Bill Campaigne and Lynn Marie Mayfield Campaigne, both ’69, completed their 25th annual mission trip to Honduras this summer.
The team of 32 missionaries was not preaching the gospel, but living it—offering veterinary treatment to some 6,000 domestic animals and providing public health teaching for hundreds of children who received toothbrushes and soap to put the teaching into action.
Additionally, through The Owen Project the group is working toward to provide a computer to each child in Honduras, starting with the school in Santa Rosita. The group raised enough money to provide 100 computers this year. Even in areas where there is no electricity, the project will providing rugged, wind-up computers designed by an MIT professor for children of third world countries, where most children do not have paper, pencils, or textbooks. Connections with Honduran government officials have resulted in no-cost internet signal for many in the areas served by the mission team.
Bill and Lynn began the annual trip after an Episcopal bishop from Honduras visited their church and shared the needs of the country’s residents. He assured them that any sort of help would be appreciated. As a veterinarian, Bill knew one way he could help. He, Lynn, and three of his colleagues made a trip 25 years ago; they were overwhelmed with the need.
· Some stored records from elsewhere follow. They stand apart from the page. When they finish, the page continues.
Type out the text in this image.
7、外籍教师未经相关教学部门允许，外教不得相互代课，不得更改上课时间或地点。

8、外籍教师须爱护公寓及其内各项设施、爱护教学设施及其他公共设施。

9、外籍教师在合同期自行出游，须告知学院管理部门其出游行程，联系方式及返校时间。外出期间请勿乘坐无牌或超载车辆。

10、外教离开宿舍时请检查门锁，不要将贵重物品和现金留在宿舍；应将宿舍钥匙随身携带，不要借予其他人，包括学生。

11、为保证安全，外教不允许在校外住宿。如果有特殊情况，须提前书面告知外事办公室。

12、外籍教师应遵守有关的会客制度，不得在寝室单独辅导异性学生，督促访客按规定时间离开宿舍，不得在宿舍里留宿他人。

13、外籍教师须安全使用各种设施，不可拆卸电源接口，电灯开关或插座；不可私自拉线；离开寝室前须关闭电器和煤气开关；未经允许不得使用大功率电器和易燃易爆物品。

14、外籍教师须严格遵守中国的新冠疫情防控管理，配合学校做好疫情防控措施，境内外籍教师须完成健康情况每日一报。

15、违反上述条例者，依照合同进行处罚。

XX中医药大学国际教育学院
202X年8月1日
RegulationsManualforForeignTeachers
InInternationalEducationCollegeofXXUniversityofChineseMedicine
Now, the annual trip includes 24-28 veterinarians, plus other staffers, who treat some 6,800 animals in four days. Much of the work is preventative care that will keep the animals healthy. “Animals are so important in this region,” Bill said. “Survival sometimes depends on the health of their animals.” Four teams of veterinarians treat animals in the town and in the surrounding mountains. Lynn, a former teacher, and other volunteers educate children about public health issues to help the human residents stay healthy.
Bill said the group is always in need of adult and student participants interested in mission work, veterinary medicine, education, and public health as well as those able to work with computers. Spanish-speaking volunteers are needed to work on an introduction to the One Laptop One Child learning system, though The Owen Project has partnered with a university in Honduras that will send volunteers to help teach children to use the computer.
After 25 years (and a correlating 200,000+ animals), Bill is still planning for the next trip. “Early on, in about the third year, I was nearly ready to give up,” he said. “We were working and a woman walked into the town with her animals and told us she had begun the trip, driving the animals down the trail, at 6:30 that morning. She arrived at 2:30. She said that after seeing us the previous year, she hadn’t lost one animal so the long journey was worth it.” … Bill didn’t give up.
Anyone interested in taking part in the trip, scheduled the week before Memorial Day each year, can contact Bill Campaigne. Volunteers have come from all walks of life and from around the globe.
See photos and read a brief summary of the 2011 trip, provided by Bill Campaigne and written by Dr. Valerie Kirk.
Many Austin College alumni and students, in addition to the Campaignes, have participated in one or more of the week-long trip over the past 25 years. Bill thanks Jack Pierce, Austin College health sciences advisor, for informing students about the opportunity. In 2010, alumnae Abby Smith and Paige Rutherford joined the group, along with Ashley Hagauer, Class of 2011 and a current student at Texas A & M School of Veterinary Medicine. Following the 2010 experience, Ashley wrote about what she had seen and learned. Read her comments.
Note: Bill earned a Doctor of Veterinary Medicine degree in 1976. He is a partner with Seguin Animal Hospital in Seguin, Texas, as well as Lone Star Laboratory Swine and SCH Enterprises. Bill and Lynn Marie have two children and live in Seguin, Texas. He was named an Austin College Distinguished Alumnus in 2007.